Хотя шляхтич отлично делал вид, что ему на навьюченном коне контуш в узелке мешает, что избавляется от него, чтобы было легче лошади, хитрый еврей понял необходимость и начал с того, что купить не хотел. Естественно, вскоре потом кунтуш был продан за полцены, хоть сукно двухцветное, грубое и крепкое, а наш Ленчичанин смаковал из кружки, серьёзно размышляя.
Двор князя Соломерецкого, полностью чужеземный, с пажами, на скакунах, в жабо, в буфах, в очень коротких плащах подъехал к постоялому двору. Сам князь ехал в рыдване, за ним шли кони в попонанах.
Но во всей этой роскоши, не знаю, как, но проглядывала бедность. Кое-где дыра, там и сям залатанная, много пятен, верёвка вместо кожи, шпильки вместо латунных упавших украшений, худые лошади, непослушные слуги — все выдавало небогатого подпанка. Еврей даже понял это, но не Ленчичанин, которых, захмелевший уже вдвойне — потерей кунтуша и взятым напитком — представлял, что встретился по меньшей мере с Радзивиллом или Острожским.
Единственная более или менее приличная комнатка была занята шляхтичем и его седлом с узелками. Слуги Соломерецкого хотели его без особенных церемоний вышвырнуть, когда подошёл сам князь и, будучи в каком-то особенном настроении, назвав Ленчичанина паном братом, просил его остаться.
Шляхтич, румяный как яблоко, стоял с кружкой в руке у стены, такой довольный тем, что пан за него заступился, что дал бы себя порубить за незнакомца, хотя ничего не знал больше того, что это был князь. Он думал, как я говорил, что это Радзивилл или Острожский. Выпивка склоняла его к откровенности, обхождение — к сердечному излиянию, и на первые вопросы он начал ему весьмо обстоятельно всё рассказывать, хотя ему велели хранить тайну.
— Откуда вы возвращаетесь? Или куда едете?
— Я вам скажу, ваша светлость, — ответил шляхтич с радостной улыбкой, — это целая история, сказать по правде.
— Ну? И интересная?
— Сказать правду, как из книжки.
— Расскажите-ка мне это.
— Гм! Но это тайна, — воскликнул Ленчичанин, поднимая руку вверх. — Аркан, ваша светлость.
— Пожалуйста, — равнодушно вставил, садясь, Соломерецкий.
Шляхтич всё ещё стоял у стены со своей кружкой в руке.

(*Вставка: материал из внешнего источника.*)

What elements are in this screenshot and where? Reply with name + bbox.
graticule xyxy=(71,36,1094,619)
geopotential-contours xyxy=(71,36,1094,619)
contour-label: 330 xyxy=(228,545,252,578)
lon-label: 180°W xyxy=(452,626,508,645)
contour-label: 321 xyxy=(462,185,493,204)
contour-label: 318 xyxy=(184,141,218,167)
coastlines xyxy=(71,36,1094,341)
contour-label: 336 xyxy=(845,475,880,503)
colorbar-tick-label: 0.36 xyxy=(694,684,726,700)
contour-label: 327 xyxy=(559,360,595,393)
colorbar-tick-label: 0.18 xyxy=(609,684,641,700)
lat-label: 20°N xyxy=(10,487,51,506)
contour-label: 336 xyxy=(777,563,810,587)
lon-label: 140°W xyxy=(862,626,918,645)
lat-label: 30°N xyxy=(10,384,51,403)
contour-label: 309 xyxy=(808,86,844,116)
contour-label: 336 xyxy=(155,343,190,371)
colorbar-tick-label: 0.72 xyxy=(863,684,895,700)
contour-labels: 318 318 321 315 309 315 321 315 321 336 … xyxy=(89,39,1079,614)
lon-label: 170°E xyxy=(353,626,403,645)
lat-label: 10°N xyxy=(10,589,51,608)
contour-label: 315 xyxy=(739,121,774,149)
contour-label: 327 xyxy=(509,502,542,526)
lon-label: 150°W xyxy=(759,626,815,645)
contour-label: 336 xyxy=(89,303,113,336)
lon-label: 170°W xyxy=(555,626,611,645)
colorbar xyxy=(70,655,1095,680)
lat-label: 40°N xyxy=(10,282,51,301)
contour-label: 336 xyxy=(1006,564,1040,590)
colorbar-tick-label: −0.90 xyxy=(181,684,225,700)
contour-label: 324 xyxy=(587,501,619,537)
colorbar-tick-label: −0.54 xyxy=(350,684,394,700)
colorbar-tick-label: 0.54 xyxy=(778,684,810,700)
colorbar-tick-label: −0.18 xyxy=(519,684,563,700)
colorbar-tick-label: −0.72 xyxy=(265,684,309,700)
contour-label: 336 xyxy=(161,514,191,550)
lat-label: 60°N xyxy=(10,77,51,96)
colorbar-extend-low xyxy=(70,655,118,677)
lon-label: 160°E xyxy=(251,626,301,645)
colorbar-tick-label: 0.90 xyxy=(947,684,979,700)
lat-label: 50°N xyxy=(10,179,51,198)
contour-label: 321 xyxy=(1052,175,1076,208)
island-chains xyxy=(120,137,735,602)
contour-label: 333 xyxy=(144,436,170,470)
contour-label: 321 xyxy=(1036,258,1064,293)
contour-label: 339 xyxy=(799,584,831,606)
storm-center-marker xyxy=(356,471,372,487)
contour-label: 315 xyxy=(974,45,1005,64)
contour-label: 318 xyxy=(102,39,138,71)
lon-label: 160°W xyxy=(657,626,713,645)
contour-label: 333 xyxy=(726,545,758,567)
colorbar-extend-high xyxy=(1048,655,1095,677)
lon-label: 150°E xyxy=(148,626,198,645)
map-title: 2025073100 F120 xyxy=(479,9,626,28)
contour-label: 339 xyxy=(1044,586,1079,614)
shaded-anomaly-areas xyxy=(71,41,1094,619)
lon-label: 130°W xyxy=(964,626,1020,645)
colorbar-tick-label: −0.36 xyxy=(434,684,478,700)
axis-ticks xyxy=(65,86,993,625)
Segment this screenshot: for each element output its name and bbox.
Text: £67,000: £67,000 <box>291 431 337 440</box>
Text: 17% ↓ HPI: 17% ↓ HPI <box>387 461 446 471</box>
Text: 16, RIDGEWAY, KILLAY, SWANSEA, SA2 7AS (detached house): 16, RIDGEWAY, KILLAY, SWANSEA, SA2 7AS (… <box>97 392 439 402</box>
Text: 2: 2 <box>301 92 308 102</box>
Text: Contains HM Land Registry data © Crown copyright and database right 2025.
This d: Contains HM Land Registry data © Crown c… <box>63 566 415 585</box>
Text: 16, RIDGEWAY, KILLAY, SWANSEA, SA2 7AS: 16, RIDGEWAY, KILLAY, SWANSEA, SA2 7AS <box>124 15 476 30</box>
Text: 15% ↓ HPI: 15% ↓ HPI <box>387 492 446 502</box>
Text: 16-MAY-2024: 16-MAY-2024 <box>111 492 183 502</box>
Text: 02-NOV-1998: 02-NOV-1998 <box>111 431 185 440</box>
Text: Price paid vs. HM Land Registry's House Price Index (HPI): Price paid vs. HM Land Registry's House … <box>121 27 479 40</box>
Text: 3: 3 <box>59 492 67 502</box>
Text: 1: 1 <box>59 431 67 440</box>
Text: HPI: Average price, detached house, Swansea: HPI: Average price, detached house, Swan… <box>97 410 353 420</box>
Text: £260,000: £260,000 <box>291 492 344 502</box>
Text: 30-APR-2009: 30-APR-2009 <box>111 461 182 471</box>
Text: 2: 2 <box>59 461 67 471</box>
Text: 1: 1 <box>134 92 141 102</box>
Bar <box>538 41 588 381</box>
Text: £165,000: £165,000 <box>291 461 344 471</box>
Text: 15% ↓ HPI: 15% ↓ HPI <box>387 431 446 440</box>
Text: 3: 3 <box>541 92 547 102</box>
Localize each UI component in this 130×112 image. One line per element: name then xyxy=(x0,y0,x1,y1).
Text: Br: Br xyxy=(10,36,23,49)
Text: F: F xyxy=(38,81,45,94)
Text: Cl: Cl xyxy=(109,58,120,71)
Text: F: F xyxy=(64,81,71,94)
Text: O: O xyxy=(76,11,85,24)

— Ваша светлость, если вам интересно, и соизволите дать мне слово, что никому на свете не скажете…
— Ну, ну, никому. И что же?
— Sufficit. Было так. Я начинаю, сказать правду, сначала.
— Это безопасней всего, таким образом вернее всего доберёшься до конца. Что дальше?
— Святые слова, ваша светлость. Как вы это красиво сказали. Сто лет вашей светлости!